Muslims, Islamic countries and Arab countries now face a crucial challenge. There should be no excuse now for neglecting and denying the dangerous, wide spread of the carriers of this new mad disease . . . All Muslims and Arabs should unify in one mission, which is to fight the mad ideologies presented by mad secessionists from what Islam really brought to the world and what Islam really wants to promote.”
The writer is clearly worried by the effects on the Palestinian struggle for a homeland.
“I do accuse those people for damaging our cause and destroying our years of struggle for freedom. They can’t take our cause as an excuse for their evil and mad beliefs. No matter where they are acting; in Baghdad or New York, in Istanbul or Paris, in Madrid or Amman, in Cairo or London, in Beirut or Jerusalem, or even in Bali, it only causes damage for us. Especially, in times where we Palestinians are searching for international support to bring to life the long-hoped-for Palestinian state.”

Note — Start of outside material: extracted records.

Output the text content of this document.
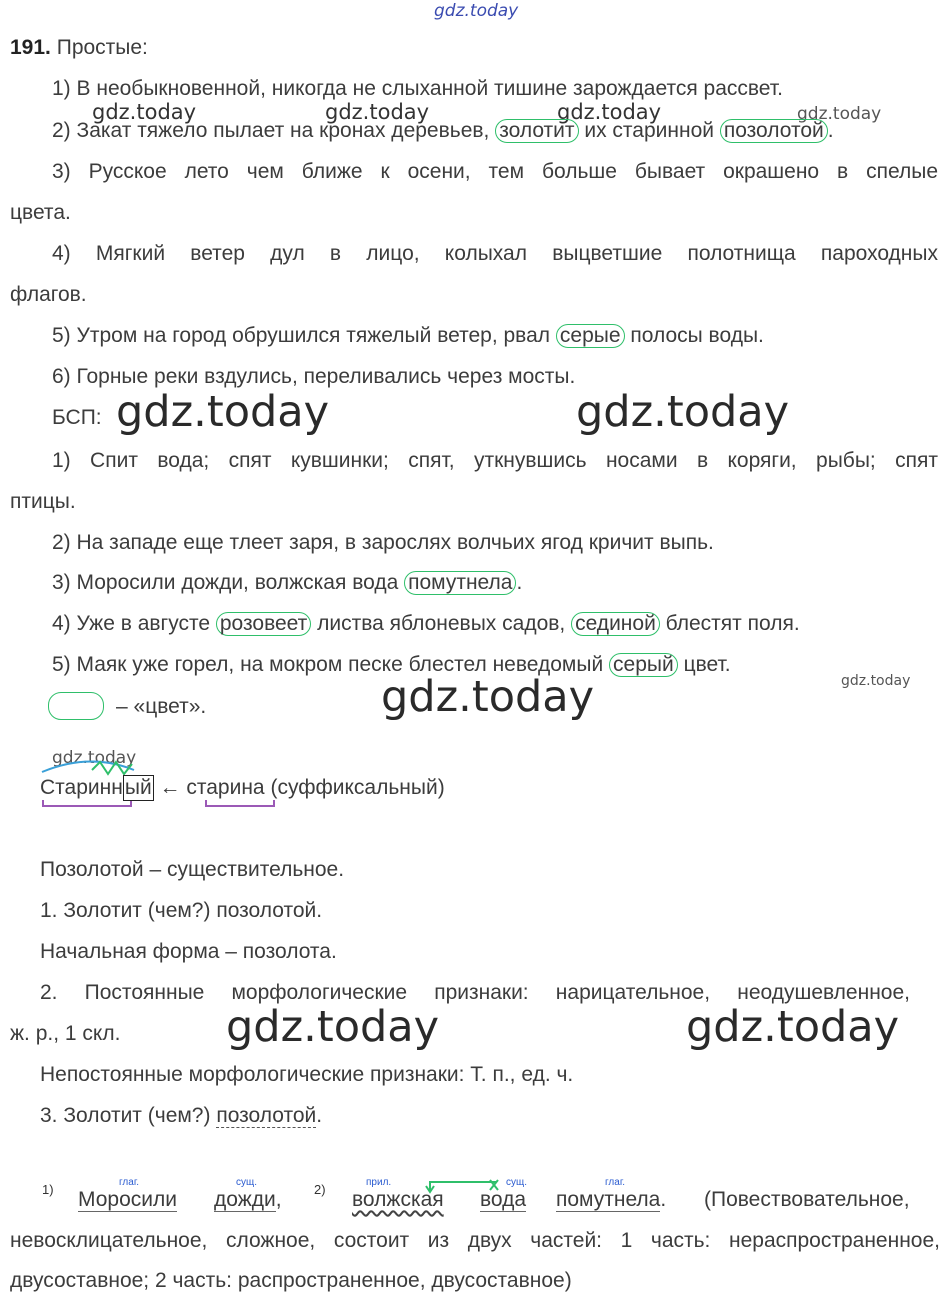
gdz.today
191. Простые:
1) В необыкновенной, никогда не слыханной тишине зарождается рассвет.
gdz.today	gdz.today	gdz.today	gdz.today
2) Закат тяжело пылает на кронах деревьев, золотит их старинной позолотой .
3) Русское лето чем ближе к осени, тем больше бывает окрашено в спелые
цвета.
4) Мягкий ветер дул в лицо, колыхал выцветшие полотнища пароходных
флагов.
5) Утром на город обрушился тяжелый ветер, рвал серые полосы воды.
6) Горные реки вздулись, переливались через мосты.
БСП: gdz.today	gdz.today
1) Спит вода; спят кувшинки; спят, уткнувшись носами в коряги, рыбы; спят
птицы.
2) На западе еще тлеет заря, в зарослях волчьих ягод кричит выпь.
3) Моросили дожди, волжская вода помутнела .
4) Уже в августе розовеет листва яблоневых садов, сединой блестят поля.
5) Маяк уже горел, на мокром песке блестел неведомый серый цвет.
gdz.today
– «цвет».	gdz.today
gdz.today
Старинный ← старина (суффиксальный)
Позолотой – существительное.
1. Золотит (чем?) позолотой.
Начальная форма – позолота.
2. Постоянные морфологические признаки: нарицательное, неодушевленное,
ж. р., 1 скл. gdz.today	gdz.today
Непостоянные морфологические признаки: Т. п., ед. ч.
3. Золотит (чем?) позолотой.
глаг.	сущ.	прил.	сущ.	глаг.
1) Моросили дожди, 2) волжская вода помутнела. (Повествовательное,
невосклицательное, сложное, состоит из двух частей: 1 часть: нераспространенное,
двусоставное; 2 часть: распространенное, двусоставное)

The threat to the West is real, but it does not come from Islam. The bombs we saw in Madrid and London were not the work of Islam, but of a deranged minority of extremists within Islam.
Nor was the bombing of Omagh the work of nationalist or even Catholic Ireland . . . and we don’t begin to think of ourselves as to blame for that.
The majority of Muslims perceive al-Qaeda as we do. There is however a self-declared “minority of a minority of a minority” who believe that Islam is incompatible with secular democracy and the modern world. The only way this demented minority could win is if we provide them with a conflict of civilisations which would radicalise the moderate Muslim opinions quoted above and the majority of those within Islam.